I searched dilligently (read: occasionally perused store shelves when convenient) for the borax and washing soda to no avail, and so I decided to order them in large quantities via the interwebs.  I also contemplated liquid vs. powder recipes, and quickly decided on the powder variety for ease (the liquid versions all involve melting, diluting, and a much larger container for storage).

I made the soap by grating the Dr. Bronner’s bar using a cheese grater into a large bowl.  Then I added the cup each of borax and washing soda and mixed everything with a spoon.  I used a funnel to transfer the powder into a repurposed canister, fished a tablespoon out of our junk drawer, and with a feeling of smug satisfaction, admired my creation.  I always feel like a rock star when I finish a project that enabled me to circumvent some part of the mass-produced consumer/stuff machine.  I use one tablespoon of the concoction per regular-sized load of laundry (which amounts to two tablespoons each load, because I always just cram everything in that will possibly fit).

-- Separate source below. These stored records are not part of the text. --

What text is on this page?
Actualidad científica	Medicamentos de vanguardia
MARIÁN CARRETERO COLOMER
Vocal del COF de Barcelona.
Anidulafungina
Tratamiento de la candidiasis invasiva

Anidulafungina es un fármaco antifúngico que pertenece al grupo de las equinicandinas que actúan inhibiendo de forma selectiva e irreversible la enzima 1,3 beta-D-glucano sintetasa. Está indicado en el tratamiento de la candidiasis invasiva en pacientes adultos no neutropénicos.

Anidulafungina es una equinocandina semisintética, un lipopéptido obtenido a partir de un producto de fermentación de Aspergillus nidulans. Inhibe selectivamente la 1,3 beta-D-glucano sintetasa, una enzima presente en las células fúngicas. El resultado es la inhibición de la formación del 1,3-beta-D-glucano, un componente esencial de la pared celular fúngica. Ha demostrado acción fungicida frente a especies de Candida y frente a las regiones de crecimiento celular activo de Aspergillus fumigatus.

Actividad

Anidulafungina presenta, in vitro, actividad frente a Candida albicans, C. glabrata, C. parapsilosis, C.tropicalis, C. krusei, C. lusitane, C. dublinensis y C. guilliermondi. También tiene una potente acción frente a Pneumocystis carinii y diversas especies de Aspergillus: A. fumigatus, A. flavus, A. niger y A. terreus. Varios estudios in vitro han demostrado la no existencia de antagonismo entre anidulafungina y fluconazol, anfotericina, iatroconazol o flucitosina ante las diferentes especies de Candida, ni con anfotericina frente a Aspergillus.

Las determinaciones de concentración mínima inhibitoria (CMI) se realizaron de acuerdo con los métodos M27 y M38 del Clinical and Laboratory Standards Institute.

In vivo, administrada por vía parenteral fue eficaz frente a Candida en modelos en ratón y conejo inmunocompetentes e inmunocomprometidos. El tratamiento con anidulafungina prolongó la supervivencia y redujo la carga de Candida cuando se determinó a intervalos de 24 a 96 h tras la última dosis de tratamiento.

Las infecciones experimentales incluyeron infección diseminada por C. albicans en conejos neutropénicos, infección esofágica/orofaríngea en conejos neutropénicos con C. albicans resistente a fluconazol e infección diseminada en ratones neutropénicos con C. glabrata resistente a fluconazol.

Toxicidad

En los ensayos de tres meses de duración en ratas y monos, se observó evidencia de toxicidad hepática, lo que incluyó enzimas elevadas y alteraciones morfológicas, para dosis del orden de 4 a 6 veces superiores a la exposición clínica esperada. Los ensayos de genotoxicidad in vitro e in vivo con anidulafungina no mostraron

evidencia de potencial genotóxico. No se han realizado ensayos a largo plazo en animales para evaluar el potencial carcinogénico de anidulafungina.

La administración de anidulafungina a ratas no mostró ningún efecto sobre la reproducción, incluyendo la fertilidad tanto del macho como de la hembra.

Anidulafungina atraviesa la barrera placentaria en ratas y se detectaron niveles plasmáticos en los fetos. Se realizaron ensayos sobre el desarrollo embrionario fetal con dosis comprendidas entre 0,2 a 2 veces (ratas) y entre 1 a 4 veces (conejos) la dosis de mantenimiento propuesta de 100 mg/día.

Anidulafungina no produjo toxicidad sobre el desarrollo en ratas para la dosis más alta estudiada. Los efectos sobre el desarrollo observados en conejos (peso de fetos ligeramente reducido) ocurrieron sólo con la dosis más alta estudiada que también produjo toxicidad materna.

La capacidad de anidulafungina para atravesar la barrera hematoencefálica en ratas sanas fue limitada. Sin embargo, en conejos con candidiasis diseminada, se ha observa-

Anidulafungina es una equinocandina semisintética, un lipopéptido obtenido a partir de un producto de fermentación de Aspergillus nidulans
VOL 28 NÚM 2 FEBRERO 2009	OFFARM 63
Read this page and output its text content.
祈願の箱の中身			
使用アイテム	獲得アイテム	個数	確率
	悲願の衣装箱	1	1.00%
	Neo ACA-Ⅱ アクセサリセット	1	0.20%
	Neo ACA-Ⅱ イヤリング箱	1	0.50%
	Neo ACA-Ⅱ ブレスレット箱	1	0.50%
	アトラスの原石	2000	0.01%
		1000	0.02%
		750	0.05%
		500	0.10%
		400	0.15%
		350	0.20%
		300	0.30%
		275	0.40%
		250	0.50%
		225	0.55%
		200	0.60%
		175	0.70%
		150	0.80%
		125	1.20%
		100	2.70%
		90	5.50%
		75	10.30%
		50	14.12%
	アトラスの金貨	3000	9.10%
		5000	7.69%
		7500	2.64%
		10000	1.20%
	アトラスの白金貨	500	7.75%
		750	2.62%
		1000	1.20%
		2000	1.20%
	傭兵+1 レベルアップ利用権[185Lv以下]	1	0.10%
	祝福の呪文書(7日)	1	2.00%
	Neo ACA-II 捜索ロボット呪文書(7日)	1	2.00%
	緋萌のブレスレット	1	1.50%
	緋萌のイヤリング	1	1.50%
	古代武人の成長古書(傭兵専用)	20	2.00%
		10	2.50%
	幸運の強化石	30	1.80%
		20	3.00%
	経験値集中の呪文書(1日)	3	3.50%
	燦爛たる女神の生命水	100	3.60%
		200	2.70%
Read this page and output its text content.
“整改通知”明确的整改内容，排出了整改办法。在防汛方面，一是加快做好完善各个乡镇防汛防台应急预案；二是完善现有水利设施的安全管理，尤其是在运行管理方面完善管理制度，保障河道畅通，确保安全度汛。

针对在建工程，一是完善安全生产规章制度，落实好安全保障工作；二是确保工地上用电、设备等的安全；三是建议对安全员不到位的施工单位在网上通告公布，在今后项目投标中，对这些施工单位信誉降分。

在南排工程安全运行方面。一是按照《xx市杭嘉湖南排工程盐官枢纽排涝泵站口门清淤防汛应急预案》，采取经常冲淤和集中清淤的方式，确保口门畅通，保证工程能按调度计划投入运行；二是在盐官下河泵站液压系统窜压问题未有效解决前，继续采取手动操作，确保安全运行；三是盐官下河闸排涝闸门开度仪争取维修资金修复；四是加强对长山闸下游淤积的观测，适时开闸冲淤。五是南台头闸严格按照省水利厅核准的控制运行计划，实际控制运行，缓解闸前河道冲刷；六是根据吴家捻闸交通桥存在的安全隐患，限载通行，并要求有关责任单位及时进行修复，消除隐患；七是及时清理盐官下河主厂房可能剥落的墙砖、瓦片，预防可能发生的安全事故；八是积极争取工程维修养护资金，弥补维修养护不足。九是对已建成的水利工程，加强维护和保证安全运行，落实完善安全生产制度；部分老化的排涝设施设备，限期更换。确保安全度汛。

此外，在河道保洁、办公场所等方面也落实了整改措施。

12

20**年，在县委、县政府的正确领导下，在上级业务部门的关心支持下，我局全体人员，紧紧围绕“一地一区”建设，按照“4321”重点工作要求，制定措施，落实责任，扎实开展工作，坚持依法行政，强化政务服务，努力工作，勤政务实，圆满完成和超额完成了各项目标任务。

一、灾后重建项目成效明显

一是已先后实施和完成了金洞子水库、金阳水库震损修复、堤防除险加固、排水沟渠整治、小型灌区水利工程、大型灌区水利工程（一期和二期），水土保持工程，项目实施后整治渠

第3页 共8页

Not to get too comfortable on my (laundry) soap box, but I feel especially awesome when I can opt out of a product traditionally marketed at women (and increasingly targeted at mothers in particular).  Redefining homemaking and parenting as productive rather than consumptive activities is exciting.  It’s good, honest work that uses my whole self and I’m no longer ashamed to admit how much pleasure I take in my prowess.  I think one of the primary reasons that these domains get such a bad rap is because they’re imagined as being inextricably linked with consumption rather than production – any idiot can buy stuff, but it takes brains and moxie to make things.  It’s more than imagination though – consumption-as-parenting/homemaking is what’s being sold to us through advertising.  We’re reacting to that version of domestic and nurturing work – the version that presents it as little more than merely stocking a set of rooms with the right ready-made stuff – when we devalue it.  The version that depicts a white lady and her (presumable) offspring in a van on her daily errand to big-box-land.  The version that laments the overwhelming choices and our tiny, decision-frazzled brains.  It’s the version that atrophies the creative, resourceful self in favor of a facade of ease.  That’s the version that our mothers had in mind when they pushed us to accomplish more than “just” domestic stuff (not that they were wrong, of course).  It’s the version that taught us that homemaking work belongs at the bottom of the list.

So strangely enough, in finding myself chiefly involved in work as a mother and homemaker (and sometimes educator and artist), I’m discovering new heights of badassery in straightforward and necessary problem solving like this – clothes need to get clean and I don’t want to throw money and chemicals out there in place of a real solution.  I can make a fix.  And it just takes three ingredients!  I don’t mind telling you that I find the whole situation deeply satisfying.  Take that, March!